Будущий Святитель Церкви надолго попадет в категорию неблагонадежных. Не случайно в одном из его писем мы находим прозрачный намек на слежку. “В письмах, идущих по почте, не забываю вставлять слова для политики, принужден кое-что умалчивать из опасения косой ревизии”12, — пишет архимандрит Игнатий друзьям. Много позже, рассуждая незадолго до своей кончины о судьбах Церкви, он скажет, что “настал впервые Обер-прокурор, выразивший сочувствие” к нему. И далее: “Какое время! Для поддержания Церкви нужно быть во главе правления светскому лицу <…> чиновничеством уничтожено в Церкви существенное значение Иерархии”13. Именно синодальное чиновничество со сложившейся системой судопроизводства дел по расследованию действий духовных лиц смогло защитить священников, проходивших свидетелями и обвиняемыми по делу о крестьянах Страхова, укрыв их в монастыре от преследований крепостников. Безымянный коллежский асессор, закрывая дело, приводит следующие слова, в которых слышится голос архимандрита Игнатия Брянчанинова: “Старший Депутат при первом взгляде на делопроизводство второй Комиссии, признал оное лишенным юридического достоинства, неправильным и незаконным <…>
По сердечному ощущению оно — глубокая пропасть зла, в которой потоплены совесть и честь следователей, невинность и благосостояние невинных и уголовное преступление закоренелого в преступлениях преступника.

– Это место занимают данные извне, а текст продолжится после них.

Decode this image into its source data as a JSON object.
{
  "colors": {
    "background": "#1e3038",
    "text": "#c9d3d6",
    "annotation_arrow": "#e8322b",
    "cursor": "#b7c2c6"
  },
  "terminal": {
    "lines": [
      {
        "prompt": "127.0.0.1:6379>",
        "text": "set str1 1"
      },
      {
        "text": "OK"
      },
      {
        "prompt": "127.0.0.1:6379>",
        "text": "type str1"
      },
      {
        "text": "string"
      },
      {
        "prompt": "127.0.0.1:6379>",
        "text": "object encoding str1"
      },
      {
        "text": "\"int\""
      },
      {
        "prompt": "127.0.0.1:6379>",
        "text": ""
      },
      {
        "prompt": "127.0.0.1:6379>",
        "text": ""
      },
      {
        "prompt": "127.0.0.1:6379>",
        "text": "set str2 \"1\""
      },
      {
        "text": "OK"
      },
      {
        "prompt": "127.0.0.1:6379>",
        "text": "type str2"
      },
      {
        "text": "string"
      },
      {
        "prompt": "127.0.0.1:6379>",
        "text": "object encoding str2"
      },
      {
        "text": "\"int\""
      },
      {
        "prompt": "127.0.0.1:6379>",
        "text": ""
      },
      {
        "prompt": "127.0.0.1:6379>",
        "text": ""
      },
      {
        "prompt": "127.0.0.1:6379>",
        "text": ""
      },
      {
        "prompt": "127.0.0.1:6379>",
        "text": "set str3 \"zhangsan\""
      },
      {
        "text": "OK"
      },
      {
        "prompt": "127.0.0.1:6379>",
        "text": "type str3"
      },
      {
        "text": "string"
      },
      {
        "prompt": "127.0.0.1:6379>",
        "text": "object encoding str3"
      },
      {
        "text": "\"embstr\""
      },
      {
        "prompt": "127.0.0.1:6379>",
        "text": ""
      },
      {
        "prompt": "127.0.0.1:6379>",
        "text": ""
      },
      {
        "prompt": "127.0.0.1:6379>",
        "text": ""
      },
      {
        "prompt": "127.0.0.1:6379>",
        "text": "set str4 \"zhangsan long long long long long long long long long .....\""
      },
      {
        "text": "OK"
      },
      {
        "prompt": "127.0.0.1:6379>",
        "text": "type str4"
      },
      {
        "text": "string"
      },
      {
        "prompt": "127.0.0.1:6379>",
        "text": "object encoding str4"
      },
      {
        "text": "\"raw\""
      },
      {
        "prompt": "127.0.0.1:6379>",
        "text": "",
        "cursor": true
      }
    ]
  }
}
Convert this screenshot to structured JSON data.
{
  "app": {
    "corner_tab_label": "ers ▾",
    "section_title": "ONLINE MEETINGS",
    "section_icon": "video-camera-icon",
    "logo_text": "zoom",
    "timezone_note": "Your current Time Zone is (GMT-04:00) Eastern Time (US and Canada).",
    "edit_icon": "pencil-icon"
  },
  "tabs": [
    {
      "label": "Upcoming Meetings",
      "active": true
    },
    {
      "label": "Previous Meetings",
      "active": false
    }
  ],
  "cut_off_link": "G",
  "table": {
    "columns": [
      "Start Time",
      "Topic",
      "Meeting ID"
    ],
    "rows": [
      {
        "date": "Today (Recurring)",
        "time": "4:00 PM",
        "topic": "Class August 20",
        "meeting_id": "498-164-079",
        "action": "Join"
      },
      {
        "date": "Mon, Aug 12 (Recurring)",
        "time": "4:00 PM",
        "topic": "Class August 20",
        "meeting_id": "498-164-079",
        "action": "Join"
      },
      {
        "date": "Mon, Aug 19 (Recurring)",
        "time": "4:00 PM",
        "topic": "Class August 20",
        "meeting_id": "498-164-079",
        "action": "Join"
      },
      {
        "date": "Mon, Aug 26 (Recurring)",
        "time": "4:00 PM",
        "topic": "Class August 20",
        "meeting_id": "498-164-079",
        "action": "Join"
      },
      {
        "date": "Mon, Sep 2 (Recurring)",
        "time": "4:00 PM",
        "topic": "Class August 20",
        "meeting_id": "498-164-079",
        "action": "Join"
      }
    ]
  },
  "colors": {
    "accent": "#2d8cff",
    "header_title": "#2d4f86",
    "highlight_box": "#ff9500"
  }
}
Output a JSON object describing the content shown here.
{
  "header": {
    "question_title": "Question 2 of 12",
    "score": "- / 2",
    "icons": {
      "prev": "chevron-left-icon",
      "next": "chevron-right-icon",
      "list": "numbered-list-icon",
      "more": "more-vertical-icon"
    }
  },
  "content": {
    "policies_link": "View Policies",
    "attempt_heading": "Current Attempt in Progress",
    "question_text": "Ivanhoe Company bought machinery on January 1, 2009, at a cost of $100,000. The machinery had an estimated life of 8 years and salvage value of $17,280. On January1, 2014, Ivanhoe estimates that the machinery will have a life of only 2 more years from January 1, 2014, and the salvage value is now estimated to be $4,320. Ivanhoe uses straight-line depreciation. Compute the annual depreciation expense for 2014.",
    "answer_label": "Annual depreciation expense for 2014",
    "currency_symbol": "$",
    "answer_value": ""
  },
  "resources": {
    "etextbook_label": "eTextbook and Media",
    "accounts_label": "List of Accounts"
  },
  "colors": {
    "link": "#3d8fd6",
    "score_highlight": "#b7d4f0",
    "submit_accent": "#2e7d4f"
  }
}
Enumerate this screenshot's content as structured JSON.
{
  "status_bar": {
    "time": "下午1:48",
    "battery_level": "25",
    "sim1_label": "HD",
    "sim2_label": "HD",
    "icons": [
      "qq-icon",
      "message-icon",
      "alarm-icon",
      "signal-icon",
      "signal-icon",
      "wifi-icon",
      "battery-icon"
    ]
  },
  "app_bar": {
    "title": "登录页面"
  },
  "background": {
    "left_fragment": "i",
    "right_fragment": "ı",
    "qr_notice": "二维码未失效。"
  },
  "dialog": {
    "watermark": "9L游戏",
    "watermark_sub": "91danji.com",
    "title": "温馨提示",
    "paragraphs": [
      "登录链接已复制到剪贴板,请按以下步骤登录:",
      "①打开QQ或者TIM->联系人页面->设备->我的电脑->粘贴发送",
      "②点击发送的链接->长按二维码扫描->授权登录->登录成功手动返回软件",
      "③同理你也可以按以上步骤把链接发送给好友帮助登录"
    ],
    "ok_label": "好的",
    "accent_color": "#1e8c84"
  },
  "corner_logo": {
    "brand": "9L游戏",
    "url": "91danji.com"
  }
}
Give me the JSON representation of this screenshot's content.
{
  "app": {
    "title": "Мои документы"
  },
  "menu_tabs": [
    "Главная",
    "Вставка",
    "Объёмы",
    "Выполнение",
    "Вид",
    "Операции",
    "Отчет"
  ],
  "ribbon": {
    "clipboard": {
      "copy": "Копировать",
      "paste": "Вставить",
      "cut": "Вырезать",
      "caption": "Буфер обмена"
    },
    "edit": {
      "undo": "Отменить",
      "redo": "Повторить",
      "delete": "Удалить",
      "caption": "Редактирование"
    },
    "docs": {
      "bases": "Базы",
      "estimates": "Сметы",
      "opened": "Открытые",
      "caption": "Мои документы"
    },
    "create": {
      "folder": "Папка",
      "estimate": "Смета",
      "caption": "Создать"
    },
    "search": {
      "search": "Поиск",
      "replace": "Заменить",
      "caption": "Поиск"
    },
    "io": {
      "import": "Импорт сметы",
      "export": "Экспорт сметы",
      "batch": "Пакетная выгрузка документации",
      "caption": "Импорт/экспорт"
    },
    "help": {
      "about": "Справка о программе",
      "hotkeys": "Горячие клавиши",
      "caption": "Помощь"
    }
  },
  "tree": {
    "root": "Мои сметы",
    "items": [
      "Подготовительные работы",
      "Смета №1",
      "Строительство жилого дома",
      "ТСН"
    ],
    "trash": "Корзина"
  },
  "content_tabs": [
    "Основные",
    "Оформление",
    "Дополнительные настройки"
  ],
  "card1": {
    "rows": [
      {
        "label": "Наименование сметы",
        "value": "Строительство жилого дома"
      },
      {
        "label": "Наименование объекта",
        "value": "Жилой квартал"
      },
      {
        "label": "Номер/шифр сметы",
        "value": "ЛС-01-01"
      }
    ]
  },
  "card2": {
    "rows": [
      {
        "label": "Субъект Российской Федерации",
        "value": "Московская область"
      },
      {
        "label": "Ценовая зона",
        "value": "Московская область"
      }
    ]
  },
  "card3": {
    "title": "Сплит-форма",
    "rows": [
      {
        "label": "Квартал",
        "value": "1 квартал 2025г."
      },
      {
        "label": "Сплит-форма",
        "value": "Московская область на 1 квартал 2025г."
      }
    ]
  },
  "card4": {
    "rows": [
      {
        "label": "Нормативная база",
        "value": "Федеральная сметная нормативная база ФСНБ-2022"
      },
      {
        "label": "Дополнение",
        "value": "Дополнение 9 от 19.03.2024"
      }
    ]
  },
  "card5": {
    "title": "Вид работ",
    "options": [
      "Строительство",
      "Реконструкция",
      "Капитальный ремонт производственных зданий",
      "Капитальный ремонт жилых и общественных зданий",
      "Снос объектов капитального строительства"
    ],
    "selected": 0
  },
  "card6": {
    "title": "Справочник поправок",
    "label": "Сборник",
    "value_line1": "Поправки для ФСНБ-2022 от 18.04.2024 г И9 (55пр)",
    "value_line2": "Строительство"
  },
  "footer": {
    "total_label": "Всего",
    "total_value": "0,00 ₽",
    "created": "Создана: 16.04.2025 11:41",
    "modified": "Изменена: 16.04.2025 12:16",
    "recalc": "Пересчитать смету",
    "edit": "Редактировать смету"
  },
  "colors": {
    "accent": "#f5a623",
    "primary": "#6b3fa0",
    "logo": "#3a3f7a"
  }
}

К сожалению, действия Членов Комиссии, недостойно носившей именование Высочайше учрежденной, соделалось явным и ясным не только образованному кругу Устюжны, но и простому народу, который не всегда сразу понимает неправду, над ним совершенную, но почти всегда чувствует ее, уразумевает ее впоследствии по плодам и заражается страшным недугом недоверия к Правительству, а этот недуг укрепляется от самого терпения неправды, особенно когда она пребывает не изобличенною Высшими Влиятелями, каковыми были в Устюжне Члены Второй Комиссии. Вот слабый очерк подвига, ими совершенного”14.
Это дело разрушает иллюзии по поводу благополучия Церкви в императорской России, столь популярные в патриотической публицистике. Оно показывает степень вины власти перед собственным народом и Церковью, которая при таком положении дел не могла спасти отечество от социальной катастрофы. Великий подвиг Государя Александра II, страдальца, убиенного террористами, — освобождение крестьян от крепостной зависимости — еще не нашел достойного осмысления в современной церковно-исторической литературе. Устоявшееся клише негативного, “апостасийного” восприятия любой либеральной реформации Самодержавия явно преобладает в исследованиях. Русское православное царство не смогло исполнить своего исторического призвания — быть прообразом Царства Небесного на земле, и Богом было попущено его уничтожение.
1РГИА. Ф. 797. Оп. 22. Д. 240.
2Там же. Л. 15.
3Архимандрит Константин (Зайцев). Чудо русской истории. М., 2000. С. 307.
4РГИА. Ф. 797. Оп. 22. Д. 240. Л. 24.
5Там же. Л. 25.
6Там же. Л. 5.
7Там же. Л. 6.
8Там же. Л. 60.
9Там же. Л. 60–61. Л. 72.
10Аракчеев: свидетельства современников. М., 2000. С. 303.
11Возможно, однако, что именно само наличие Обер-прокуратуры препятствовало каноническому применению власти архиереев и влиянию духовенства. — Ред.
12Игнатий (Брянчанинов). Письма к разным лицам. Вып. II. СПб., 1993. Ñ. 87.
13Игнатий (Брянчанинов). Собрание писем. М.–СПб., 1995. С. 778–779.
14 РГИА. Ф. 797. Оп. 22. Д. 240. Л. 198.